Begegnung und Besinnung

Eine winterliche Inselgeschichte

Im FischerhausLangsam und vorsichtig zog die gewaltige lange Schnellzuglokomotive ihre lange Wagenreihe über den Deich auf die Mole, die in das Wattenmeer hineingebaut war, um der Küstenschiffahrt als Anleger zu dienen.

Es sah von weitem aus, als krümme sich der Zug, während er über den Deich fuhr, vor Bedenken, sich dem nassen Element allzusehr zu nähern, jenem nassen Element, von dem ihn zuletzt nur ein starker Prellbock schützend trennte. - Was wäre wohl geschehen, wenn nicht ein besonnener Geist das Temperament der an Eile gewöhnten Lokomotive gezügelt hätte, - wenn diese in ungestümer Hast, wie vor Minuten noch, daher gebraust wäre, um am Molenkopf alles Hindernde, auch jenen starken Prellbock, zu überfahren, und sich selbst und Hunderte lebenslustiger Fahrgäste ins Verderben zu stürzen?
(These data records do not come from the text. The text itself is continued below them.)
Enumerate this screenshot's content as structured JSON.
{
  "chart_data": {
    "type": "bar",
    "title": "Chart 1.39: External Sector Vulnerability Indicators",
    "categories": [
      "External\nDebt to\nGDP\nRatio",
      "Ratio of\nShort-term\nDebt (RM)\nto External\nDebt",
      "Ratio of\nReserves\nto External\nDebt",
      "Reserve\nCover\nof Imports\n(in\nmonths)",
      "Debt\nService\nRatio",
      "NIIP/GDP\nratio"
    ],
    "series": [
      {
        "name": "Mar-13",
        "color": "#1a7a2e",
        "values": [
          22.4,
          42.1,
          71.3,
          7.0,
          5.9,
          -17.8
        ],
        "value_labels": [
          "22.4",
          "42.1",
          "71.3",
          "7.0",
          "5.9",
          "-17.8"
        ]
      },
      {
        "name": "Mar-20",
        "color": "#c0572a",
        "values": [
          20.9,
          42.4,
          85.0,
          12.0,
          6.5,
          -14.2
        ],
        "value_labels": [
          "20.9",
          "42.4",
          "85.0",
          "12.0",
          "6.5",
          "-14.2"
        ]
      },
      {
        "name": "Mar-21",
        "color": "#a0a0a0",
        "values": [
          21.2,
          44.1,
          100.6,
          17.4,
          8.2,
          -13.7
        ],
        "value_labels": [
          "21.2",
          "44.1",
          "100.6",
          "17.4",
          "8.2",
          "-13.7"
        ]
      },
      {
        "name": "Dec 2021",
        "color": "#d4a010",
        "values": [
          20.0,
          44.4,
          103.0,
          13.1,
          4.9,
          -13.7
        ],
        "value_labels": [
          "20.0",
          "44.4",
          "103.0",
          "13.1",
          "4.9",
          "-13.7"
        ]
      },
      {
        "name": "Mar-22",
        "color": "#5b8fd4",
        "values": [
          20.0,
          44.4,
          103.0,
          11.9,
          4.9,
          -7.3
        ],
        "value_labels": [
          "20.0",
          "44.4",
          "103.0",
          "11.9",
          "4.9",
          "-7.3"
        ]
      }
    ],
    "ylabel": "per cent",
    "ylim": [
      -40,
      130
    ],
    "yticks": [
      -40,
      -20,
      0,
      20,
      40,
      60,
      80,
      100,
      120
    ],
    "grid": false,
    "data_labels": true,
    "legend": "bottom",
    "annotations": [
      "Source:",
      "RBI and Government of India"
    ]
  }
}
Ihr und den vielen, die sich ihr anvertraut hatten, wäre Tod gewesen, was ungezählten Milliarden anderer Lebewesen das einzig mögliche Lehenselement ist, - jenen Tieren, die die Fischer grausam mit großen Netzen ihrem Element entreißen, um sie auf schwimmenden Darren in Material zu verwandeln, das dem Leben auf dem festen Lande zu dienen hat.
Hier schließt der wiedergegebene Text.